Изо дня в день я провожу возле окна, ожидая появления своей подруги. Она обещала, что придёт сегодня пораньше. Обещала поиграть со мной в куклы. Я принесла для неё двух красивых девочек, которыми играю редко.

Кукла Дора и кукла Мира. Одна имеет красивые каштановые волосы с белесыми прядями (я хочу их выдрать), вторая — красивые белые волосы, чрезмерно уходящие в желтизну. Миру я возьму себе, потому что цвет волос у нее близок к моему, к тому же, она имеет точно такую же родинку над верхней губой. У меня эта родинка была предметом маминых восхвалений — она часто целовала меня туда, шепча нечто вроде: «Вкусная мушка».

Шоколадная крошка?

Нет, вкусная мушка.

Из-за этого я часто думала, что мама любит мух — при других она называла меня Мушкой, возможно, таким образом она подчёркивала мою тёмную родинку, которая все годы в детском саду отравляла мне жизнь.

От окна я отхожу, хочу уйти в другое место — о том, чтобы спуститься на первый этаж, не может быть и речи. Там я уже не хозяйка. Там придётся подчиняться охранникам, поварам и уборщицам.

Мне остаётся только пройтись вокруг актового зала. Вновь провести пальцами по стенам. Вновь почувствовать на себе пристальный паучий взгляд. Вновь придумать себе монстров и хищников, вновь заговорить об охотнике и жертве, об их взаимодействии, о том, кто из них будет сверху пищевой цепи. В конкретной ситуации я, скрытая во тьме, напоминаю охотника.

Едва я прохожу двери, ведущие в актовый зал, как они распахиваются. Учитель музыки ловит меня взглядом, а я, как загипнотизированный зайчик, замираю напротив него.

— Ну, что, Си, готова протереть доску ещё разок? — задорно спрашивает Алексей Степанович.

Я пугаюсь, отчего-то не ожидая, что он заговорит. Ужасное чувство — напугать тебя даже и не пытались, но ты всё равно вздрагиваешь и порывисто вздыхаешь, ощущая, что тебя обманули. Обвинить его не за что — ты сама виновата, Стеша.

— Готова! — восклицаю я, оправляясь от дрожи.

Напугал.

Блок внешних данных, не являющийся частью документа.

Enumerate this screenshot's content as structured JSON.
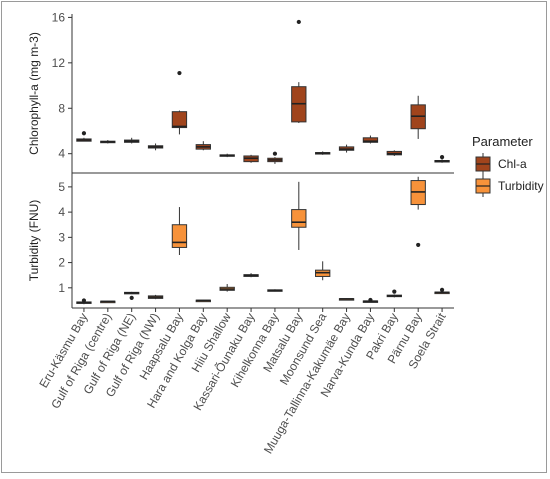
{
  "chart_data": {
    "type": "boxplot",
    "sites": [
      "Eru-Käsmu Bay",
      "Gulf of Riga (centre)",
      "Gulf of Riga (NE)",
      "Gulf of Riga (NW)",
      "Haapsalu Bay",
      "Hara and Kolga Bay",
      "Hiiu Shallow",
      "Kassari-Õunaku Bay",
      "Kihelkonna Bay",
      "Matsalu Bay",
      "Moonsund Sea",
      "Muuga-Tallinna-Kakumäe Bay",
      "Narva-Kunda Bay",
      "Pakri Bay",
      "Pärnu Bay",
      "Soela Strait"
    ],
    "legend": {
      "title": "Parameter",
      "entries": [
        {
          "label": "Chl-a",
          "color": "#a0441c"
        },
        {
          "label": "Turbidity",
          "color": "#f7923a"
        }
      ]
    },
    "panels": [
      {
        "parameter": "Chl-a",
        "ylabel": "Chlorophyll-a (mg m-3)",
        "ylim": [
          2.3,
          16.3
        ],
        "yticks": [
          4,
          8,
          12,
          16
        ],
        "boxes": [
          {
            "min": 5.1,
            "q1": 5.1,
            "median": 5.2,
            "q3": 5.3,
            "max": 5.4,
            "outliers": [
              5.8
            ]
          },
          {
            "min": 4.9,
            "q1": 5.0,
            "median": 5.05,
            "q3": 5.1,
            "max": 5.2,
            "outliers": []
          },
          {
            "min": 4.9,
            "q1": 5.0,
            "median": 5.1,
            "q3": 5.2,
            "max": 5.4,
            "outliers": []
          },
          {
            "min": 4.3,
            "q1": 4.5,
            "median": 4.6,
            "q3": 4.7,
            "max": 4.9,
            "outliers": []
          },
          {
            "min": 5.7,
            "q1": 6.3,
            "median": 6.4,
            "q3": 7.7,
            "max": 7.8,
            "outliers": [
              11.1
            ]
          },
          {
            "min": 4.3,
            "q1": 4.4,
            "median": 4.6,
            "q3": 4.8,
            "max": 5.1,
            "outliers": []
          },
          {
            "min": 3.7,
            "q1": 3.8,
            "median": 3.85,
            "q3": 3.9,
            "max": 4.0,
            "outliers": []
          },
          {
            "min": 3.2,
            "q1": 3.3,
            "median": 3.6,
            "q3": 3.8,
            "max": 3.9,
            "outliers": []
          },
          {
            "min": 3.1,
            "q1": 3.3,
            "median": 3.45,
            "q3": 3.6,
            "max": 3.7,
            "outliers": [
              4.0
            ]
          },
          {
            "min": 6.7,
            "q1": 6.8,
            "median": 8.4,
            "q3": 9.9,
            "max": 10.3,
            "outliers": [
              15.6
            ]
          },
          {
            "min": 3.9,
            "q1": 4.0,
            "median": 4.05,
            "q3": 4.1,
            "max": 4.2,
            "outliers": []
          },
          {
            "min": 4.1,
            "q1": 4.3,
            "median": 4.4,
            "q3": 4.6,
            "max": 4.8,
            "outliers": []
          },
          {
            "min": 4.9,
            "q1": 5.0,
            "median": 5.1,
            "q3": 5.4,
            "max": 5.6,
            "outliers": []
          },
          {
            "min": 3.8,
            "q1": 3.9,
            "median": 4.0,
            "q3": 4.2,
            "max": 4.3,
            "outliers": []
          },
          {
            "min": 5.3,
            "q1": 6.2,
            "median": 7.3,
            "q3": 8.3,
            "max": 9.1,
            "outliers": []
          },
          {
            "min": 3.2,
            "q1": 3.3,
            "median": 3.35,
            "q3": 3.4,
            "max": 3.5,
            "outliers": [
              3.7
            ]
          }
        ]
      },
      {
        "parameter": "Turbidity",
        "ylabel": "Turbidity (FNU)",
        "ylim": [
          0.2,
          5.55
        ],
        "yticks": [
          1,
          2,
          3,
          4,
          5
        ],
        "boxes": [
          {
            "min": 0.35,
            "q1": 0.4,
            "median": 0.42,
            "q3": 0.44,
            "max": 0.47,
            "outliers": [
              0.5
            ]
          },
          {
            "min": 0.44,
            "q1": 0.45,
            "median": 0.46,
            "q3": 0.47,
            "max": 0.48,
            "outliers": []
          },
          {
            "min": 0.78,
            "q1": 0.79,
            "median": 0.8,
            "q3": 0.82,
            "max": 0.84,
            "outliers": [
              0.6
            ]
          },
          {
            "min": 0.55,
            "q1": 0.58,
            "median": 0.63,
            "q3": 0.68,
            "max": 0.72,
            "outliers": []
          },
          {
            "min": 2.3,
            "q1": 2.6,
            "median": 2.8,
            "q3": 3.5,
            "max": 4.2,
            "outliers": []
          },
          {
            "min": 0.48,
            "q1": 0.49,
            "median": 0.5,
            "q3": 0.51,
            "max": 0.52,
            "outliers": []
          },
          {
            "min": 0.85,
            "q1": 0.9,
            "median": 0.95,
            "q3": 1.02,
            "max": 1.15,
            "outliers": []
          },
          {
            "min": 1.42,
            "q1": 1.45,
            "median": 1.5,
            "q3": 1.52,
            "max": 1.58,
            "outliers": []
          },
          {
            "min": 0.85,
            "q1": 0.87,
            "median": 0.9,
            "q3": 0.92,
            "max": 0.94,
            "outliers": []
          },
          {
            "min": 2.5,
            "q1": 3.4,
            "median": 3.6,
            "q3": 4.1,
            "max": 5.2,
            "outliers": []
          },
          {
            "min": 1.3,
            "q1": 1.45,
            "median": 1.6,
            "q3": 1.7,
            "max": 2.05,
            "outliers": []
          },
          {
            "min": 0.54,
            "q1": 0.55,
            "median": 0.56,
            "q3": 0.57,
            "max": 0.58,
            "outliers": []
          },
          {
            "min": 0.45,
            "q1": 0.46,
            "median": 0.47,
            "q3": 0.48,
            "max": 0.5,
            "outliers": [
              0.52
            ]
          },
          {
            "min": 0.62,
            "q1": 0.65,
            "median": 0.68,
            "q3": 0.71,
            "max": 0.74,
            "outliers": [
              0.85
            ]
          },
          {
            "min": 4.1,
            "q1": 4.3,
            "median": 4.8,
            "q3": 5.25,
            "max": 5.4,
            "outliers": [
              2.7
            ]
          },
          {
            "min": 0.8,
            "q1": 0.81,
            "median": 0.82,
            "q3": 0.83,
            "max": 0.84,
            "outliers": [
              0.92
            ]
          }
        ]
      }
    ]
  }
}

Все они пугают. Такое случается с каждым — я просто должна смириться.

Сегодняшний день всё же немного отличается от того, что происходило каждый день несколько недель назад. Если бы повествование позволяло не перескакивать с эпизода на эпизод, я бы рассказала всё сразу же.

Но нужно немного подождать.

Сегодня я в необычайно скверном настроении. Меня вдруг взбесило то, что я вынуждена каждый божий день, кроме выходных, занимать своё утреннее время (время, когда я могу побыть владыкой, полноправной хозяйкой второго этажа школы!) уборкой исписанной в край доски. Странно, почему она так сильно грязнится? Что такого проходят дети старших классов, что Алексею Степановичу приходится исписывать доску вдоль и поперёк? Причём легко там узнаются длинные полосы с набросанными на них кружочками и хвостиками. Поверх есть надписи, которые я не могу разобрать, но кажется, я узнаю там букву «А», букву «Е» и какую-то закорючку, сильно напоминающую «г».

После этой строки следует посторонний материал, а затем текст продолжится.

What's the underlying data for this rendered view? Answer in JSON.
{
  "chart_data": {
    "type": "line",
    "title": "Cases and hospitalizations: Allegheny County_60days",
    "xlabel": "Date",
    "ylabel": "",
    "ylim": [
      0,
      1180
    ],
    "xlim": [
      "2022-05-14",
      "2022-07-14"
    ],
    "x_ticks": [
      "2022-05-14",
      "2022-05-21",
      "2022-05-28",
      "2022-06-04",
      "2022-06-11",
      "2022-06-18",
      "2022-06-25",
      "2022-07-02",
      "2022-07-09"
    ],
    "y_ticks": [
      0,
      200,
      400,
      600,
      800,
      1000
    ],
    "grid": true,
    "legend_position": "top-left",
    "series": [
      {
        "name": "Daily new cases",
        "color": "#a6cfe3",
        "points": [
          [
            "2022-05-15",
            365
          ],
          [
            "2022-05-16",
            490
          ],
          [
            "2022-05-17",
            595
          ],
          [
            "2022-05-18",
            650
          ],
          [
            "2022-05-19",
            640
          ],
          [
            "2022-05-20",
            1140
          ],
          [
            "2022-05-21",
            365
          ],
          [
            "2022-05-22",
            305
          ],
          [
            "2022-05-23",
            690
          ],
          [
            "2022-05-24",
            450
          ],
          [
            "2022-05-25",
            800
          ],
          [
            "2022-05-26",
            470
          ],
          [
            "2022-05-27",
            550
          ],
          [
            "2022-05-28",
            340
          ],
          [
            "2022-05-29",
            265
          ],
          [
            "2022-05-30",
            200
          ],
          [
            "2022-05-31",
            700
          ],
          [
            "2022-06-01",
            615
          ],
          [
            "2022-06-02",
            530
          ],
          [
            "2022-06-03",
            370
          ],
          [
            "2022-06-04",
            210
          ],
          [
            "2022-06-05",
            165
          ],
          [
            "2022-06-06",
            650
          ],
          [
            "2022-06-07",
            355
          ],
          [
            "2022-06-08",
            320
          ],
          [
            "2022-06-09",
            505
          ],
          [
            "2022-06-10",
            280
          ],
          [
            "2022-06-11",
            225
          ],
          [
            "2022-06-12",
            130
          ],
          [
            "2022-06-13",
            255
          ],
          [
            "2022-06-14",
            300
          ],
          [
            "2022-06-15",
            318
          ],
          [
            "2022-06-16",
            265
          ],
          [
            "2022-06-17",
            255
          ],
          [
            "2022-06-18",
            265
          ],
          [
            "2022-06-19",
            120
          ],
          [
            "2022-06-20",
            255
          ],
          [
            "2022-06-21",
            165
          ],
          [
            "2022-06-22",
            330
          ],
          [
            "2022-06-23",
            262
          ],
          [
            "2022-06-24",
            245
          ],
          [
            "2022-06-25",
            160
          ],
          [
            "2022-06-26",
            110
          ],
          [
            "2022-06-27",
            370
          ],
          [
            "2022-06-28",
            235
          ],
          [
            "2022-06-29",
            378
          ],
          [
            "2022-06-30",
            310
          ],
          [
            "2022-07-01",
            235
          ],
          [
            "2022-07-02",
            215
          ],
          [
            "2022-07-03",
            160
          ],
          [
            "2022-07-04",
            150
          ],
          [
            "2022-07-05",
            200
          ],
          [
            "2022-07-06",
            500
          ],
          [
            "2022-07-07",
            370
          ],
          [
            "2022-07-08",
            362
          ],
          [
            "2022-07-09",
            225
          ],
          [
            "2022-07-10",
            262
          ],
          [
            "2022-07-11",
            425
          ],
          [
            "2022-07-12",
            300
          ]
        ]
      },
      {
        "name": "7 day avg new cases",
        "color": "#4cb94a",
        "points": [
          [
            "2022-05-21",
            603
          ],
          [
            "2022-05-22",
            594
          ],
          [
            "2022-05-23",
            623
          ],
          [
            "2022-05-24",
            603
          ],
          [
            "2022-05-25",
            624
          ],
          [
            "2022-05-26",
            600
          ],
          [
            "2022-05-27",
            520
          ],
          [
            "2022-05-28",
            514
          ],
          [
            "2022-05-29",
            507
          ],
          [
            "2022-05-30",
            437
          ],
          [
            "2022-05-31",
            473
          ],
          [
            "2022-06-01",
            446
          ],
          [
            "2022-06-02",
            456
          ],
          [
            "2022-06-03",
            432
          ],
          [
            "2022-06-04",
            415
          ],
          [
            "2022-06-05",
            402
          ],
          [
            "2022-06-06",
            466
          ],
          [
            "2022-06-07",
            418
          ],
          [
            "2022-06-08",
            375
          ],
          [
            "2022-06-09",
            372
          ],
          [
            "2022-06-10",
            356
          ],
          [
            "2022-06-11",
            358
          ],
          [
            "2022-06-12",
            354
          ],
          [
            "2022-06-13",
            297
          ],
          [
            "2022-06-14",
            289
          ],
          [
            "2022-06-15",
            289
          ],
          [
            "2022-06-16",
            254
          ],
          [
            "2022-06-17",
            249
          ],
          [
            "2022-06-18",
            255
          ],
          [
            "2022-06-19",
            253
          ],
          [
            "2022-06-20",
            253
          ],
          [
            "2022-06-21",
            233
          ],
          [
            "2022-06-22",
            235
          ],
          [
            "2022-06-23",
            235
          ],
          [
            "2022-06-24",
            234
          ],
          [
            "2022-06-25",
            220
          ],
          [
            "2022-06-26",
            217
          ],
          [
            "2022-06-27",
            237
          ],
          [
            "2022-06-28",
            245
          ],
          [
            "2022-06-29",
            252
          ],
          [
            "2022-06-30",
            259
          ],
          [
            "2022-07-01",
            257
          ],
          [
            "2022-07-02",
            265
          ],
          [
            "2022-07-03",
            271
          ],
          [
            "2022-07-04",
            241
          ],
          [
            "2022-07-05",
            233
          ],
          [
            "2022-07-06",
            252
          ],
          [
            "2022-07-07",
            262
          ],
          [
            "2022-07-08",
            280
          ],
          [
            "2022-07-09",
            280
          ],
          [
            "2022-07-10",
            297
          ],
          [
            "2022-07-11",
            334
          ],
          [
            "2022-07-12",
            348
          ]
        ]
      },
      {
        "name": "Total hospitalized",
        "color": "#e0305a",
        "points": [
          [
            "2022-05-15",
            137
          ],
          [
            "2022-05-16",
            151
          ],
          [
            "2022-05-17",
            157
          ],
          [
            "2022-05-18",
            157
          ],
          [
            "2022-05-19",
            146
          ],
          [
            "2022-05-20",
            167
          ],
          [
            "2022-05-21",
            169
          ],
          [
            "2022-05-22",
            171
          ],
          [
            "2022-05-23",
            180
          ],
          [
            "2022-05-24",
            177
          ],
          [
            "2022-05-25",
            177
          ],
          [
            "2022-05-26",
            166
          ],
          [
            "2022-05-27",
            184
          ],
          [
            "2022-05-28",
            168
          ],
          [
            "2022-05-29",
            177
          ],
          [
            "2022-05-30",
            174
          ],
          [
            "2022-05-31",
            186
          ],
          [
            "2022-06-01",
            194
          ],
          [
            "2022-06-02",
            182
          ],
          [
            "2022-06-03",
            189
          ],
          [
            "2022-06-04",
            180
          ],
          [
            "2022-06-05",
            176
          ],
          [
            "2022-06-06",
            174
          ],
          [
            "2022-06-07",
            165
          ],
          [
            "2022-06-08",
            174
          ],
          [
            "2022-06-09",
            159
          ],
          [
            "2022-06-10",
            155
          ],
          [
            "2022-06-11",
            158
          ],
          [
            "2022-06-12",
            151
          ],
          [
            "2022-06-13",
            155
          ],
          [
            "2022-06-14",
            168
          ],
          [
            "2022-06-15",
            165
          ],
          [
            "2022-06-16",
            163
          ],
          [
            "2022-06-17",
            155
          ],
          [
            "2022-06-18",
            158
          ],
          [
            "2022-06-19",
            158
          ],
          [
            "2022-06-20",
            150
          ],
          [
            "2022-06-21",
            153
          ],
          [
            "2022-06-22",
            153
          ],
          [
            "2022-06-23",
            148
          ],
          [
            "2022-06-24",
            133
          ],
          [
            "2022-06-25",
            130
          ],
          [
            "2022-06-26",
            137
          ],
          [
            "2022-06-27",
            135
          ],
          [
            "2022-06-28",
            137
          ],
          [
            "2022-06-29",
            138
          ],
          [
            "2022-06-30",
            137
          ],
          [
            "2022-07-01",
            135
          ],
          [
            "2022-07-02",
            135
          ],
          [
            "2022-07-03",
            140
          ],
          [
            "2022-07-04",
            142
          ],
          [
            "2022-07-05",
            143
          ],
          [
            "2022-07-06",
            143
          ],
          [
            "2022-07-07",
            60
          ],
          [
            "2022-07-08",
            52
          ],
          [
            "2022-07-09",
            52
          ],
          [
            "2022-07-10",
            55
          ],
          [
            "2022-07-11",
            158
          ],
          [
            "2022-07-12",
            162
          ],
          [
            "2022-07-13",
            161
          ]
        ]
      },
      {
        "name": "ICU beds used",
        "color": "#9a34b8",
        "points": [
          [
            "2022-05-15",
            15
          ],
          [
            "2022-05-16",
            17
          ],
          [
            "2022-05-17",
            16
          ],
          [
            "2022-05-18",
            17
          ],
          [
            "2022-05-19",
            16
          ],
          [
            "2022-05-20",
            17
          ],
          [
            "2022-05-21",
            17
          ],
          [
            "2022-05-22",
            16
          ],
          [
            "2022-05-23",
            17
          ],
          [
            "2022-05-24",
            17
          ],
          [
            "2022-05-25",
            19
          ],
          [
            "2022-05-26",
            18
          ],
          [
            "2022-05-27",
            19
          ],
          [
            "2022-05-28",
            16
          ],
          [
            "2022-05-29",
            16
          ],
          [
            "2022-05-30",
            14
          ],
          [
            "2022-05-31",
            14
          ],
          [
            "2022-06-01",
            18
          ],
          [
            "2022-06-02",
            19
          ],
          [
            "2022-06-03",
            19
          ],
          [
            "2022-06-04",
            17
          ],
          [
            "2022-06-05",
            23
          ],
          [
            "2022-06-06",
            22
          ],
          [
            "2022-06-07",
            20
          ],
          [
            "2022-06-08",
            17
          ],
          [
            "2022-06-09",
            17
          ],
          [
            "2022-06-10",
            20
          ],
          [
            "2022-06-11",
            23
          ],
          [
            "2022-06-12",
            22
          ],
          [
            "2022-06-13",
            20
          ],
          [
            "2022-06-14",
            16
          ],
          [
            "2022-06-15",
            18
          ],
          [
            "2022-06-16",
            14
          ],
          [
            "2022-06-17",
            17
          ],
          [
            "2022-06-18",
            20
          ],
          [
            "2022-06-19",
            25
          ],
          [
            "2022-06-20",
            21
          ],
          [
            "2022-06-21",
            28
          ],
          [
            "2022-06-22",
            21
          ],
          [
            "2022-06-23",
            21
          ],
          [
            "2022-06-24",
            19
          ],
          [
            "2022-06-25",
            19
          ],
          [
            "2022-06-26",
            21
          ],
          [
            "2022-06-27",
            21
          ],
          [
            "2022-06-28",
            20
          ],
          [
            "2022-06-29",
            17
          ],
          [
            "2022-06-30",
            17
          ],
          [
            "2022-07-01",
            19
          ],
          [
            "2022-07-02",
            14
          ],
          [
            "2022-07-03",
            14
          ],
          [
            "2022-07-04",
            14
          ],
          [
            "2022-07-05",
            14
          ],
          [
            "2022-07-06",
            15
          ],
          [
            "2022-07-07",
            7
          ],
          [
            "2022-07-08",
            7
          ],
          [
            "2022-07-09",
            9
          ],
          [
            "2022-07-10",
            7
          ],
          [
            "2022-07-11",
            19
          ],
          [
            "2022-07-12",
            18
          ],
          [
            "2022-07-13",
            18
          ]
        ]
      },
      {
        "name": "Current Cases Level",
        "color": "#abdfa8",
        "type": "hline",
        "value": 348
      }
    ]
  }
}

Тряпка суха, мел крошится с неё сразу же, как только беру её в руки. Закостеневшая, чёрствая, пыльно-белая, ткань ломается моими пальцами. Я мну её, совершенно не замечая того, что Алексей Степанович буравит меня взглядом. Спускается к рукам, рассматривает мои движения — самое ужасное, что я позволяю ему это делать.

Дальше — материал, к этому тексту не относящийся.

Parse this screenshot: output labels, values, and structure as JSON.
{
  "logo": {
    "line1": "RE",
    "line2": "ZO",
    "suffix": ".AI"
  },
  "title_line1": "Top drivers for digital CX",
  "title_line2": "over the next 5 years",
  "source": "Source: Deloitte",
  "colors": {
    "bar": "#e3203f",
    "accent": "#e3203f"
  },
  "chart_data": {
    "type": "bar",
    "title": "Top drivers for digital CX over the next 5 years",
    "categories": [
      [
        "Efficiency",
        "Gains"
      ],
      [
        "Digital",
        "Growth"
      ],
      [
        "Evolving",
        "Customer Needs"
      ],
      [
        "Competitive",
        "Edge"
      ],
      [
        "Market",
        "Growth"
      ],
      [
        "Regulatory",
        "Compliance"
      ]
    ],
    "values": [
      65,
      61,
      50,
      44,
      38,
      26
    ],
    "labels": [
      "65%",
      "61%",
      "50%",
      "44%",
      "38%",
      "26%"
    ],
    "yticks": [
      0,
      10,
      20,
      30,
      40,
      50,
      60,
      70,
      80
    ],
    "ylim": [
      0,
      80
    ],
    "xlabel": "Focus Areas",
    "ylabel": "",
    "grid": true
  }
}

— Беги, зайчик, ну же, — улыбается, — а то на урок опоздаешь.

Мне становится дурно, но я смахиваю всё на присутствие мелового облака, которое я подняла из-за агрессивного выверта тряпки. Послушная, милая, ничего не знающая, но имеющая какое-то сдавленное предчувствие, я бегу в туалет, чтобы проделать все те же движения, что и каждый день.

Как же. Опоздаю.

Первый урок у нас — музыка.

Когда я прибегаю назад, актовый зал встречает меня пустым. Алексей Степанович куда-то вышел, а может, спрятался, но говоря честно и объективно, мне всё равно. Я иду к испачканной доске, прохаживаюсь по ней тряпкой, которую именно сегодня выжала слишком плохо — с неё сочится вода каждый раз, когда я надавливаю на неё. Белая жидкость заливает мне руки, спускается по сгибу локтя, пачкая белую блузку, потом стремительно, по капелькам, спускается с кожи и ткани на пол, оставаясь там блестящими пятнышками.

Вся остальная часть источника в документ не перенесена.